Even a broken clock is right twice per day.
Eleanors38
(18,318 posts)AlbertCat
(17,505 posts)Yeah but I saw tons of violence when I was a kid. There were protests and riots in the streets right here. And Sam Peckinpah was all the rage as I entered Jr High. We played with realistic metal guns that shot caps and BBs. The Vietnam War was on TV every night...and it was real. The Cold War was on.
But Watergate also toppled a President because of illegal activity. Even Reagan had like 13? 15? of his people get indicted and some go to jail.
And then a President lies us into an unnecessary war after stealing the election and nothing happens. This right after they spent 70 Million going after a blow job! Obviously because of neglect and incompetence, terrorists manage to fly planes into buildings and no one even gets a slap on the wrist. The economy tanks obviously because of bank fraud and no one goes to jail. Might as well be no one...who remembers Enron?
So the "new" message is obviously: "Do what you want. Laws mean nothing. Crime pays. You can do what you want. Everyone else is."
Flatulo
(5,005 posts)bidders, corporate leaders loot their companies and sell out the middle class to make quick millions. Religious leaders are often pedophiles.
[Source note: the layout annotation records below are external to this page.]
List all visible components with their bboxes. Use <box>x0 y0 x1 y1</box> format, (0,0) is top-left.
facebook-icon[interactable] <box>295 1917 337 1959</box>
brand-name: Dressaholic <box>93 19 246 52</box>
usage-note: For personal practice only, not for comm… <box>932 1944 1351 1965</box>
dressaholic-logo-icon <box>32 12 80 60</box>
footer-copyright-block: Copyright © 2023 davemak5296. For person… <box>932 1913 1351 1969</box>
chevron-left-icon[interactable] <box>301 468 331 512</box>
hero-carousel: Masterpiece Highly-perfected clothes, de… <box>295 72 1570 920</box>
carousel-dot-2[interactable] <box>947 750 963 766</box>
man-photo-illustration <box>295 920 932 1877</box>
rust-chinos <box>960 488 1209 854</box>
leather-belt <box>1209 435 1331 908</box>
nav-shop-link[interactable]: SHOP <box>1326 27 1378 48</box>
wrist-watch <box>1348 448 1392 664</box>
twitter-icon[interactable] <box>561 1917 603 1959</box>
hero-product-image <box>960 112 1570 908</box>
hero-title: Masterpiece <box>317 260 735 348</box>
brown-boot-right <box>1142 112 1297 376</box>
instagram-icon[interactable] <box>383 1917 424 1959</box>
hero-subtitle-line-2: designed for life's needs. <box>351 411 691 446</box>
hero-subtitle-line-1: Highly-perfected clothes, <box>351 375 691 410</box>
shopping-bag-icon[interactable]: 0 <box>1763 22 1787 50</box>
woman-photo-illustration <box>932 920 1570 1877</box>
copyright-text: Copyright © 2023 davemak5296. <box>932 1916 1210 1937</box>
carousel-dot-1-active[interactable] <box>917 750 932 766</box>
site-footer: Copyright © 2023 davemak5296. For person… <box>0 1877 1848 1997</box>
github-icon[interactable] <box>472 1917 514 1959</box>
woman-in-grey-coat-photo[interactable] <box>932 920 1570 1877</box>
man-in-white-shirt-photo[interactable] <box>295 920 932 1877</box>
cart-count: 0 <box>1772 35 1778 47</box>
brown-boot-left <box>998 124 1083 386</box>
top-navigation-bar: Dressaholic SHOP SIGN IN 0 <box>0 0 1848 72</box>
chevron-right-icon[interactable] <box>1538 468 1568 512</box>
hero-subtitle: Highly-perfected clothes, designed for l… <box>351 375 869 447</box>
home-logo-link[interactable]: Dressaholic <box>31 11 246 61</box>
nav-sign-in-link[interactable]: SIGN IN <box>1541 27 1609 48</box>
Everyone is out to achieve the most gratification in the shortest time. There's no accountability for abhorrent behavior.
Kids absorb this from the news and their parents' grumbling and evolve with no moral compass.
This is how civilizations decline and die. Maybe we're ready to put this experiment (America) o rest and start out anew.
Paladin
(28,243 posts)If the NRA's Eddie Eagle program turns up at schools in your community, tell its supporters to fuck off. They're not interested in teaching kids good citizenship---they're interested in selling as many AR-15's as possible.
Flatulo
(5,005 posts)from firearms sales? Do you have any proof that they profit directly from the volume of firearms sold? Do gun manufacturers write them checks? I think you underestimate them if you don't acknowledge their 4m+ membership. Only the AARP is larger.
There is a huge, deeply engrained gun culture here.
Paladin
(28,243 posts)There is also an ingrained organizational structure that is ultimately dedicated to marketing as many guns as possible in this country. The New York Times article does an excellent job of exposing this situation, and connecting the dots between the gun industry and groups like the NRA.
Duckhunter935
(16,974 posts)Sunlei
(22,651 posts)you know to keep the the stocks afloat and to pay all those washingtondc gun sales lobbyists.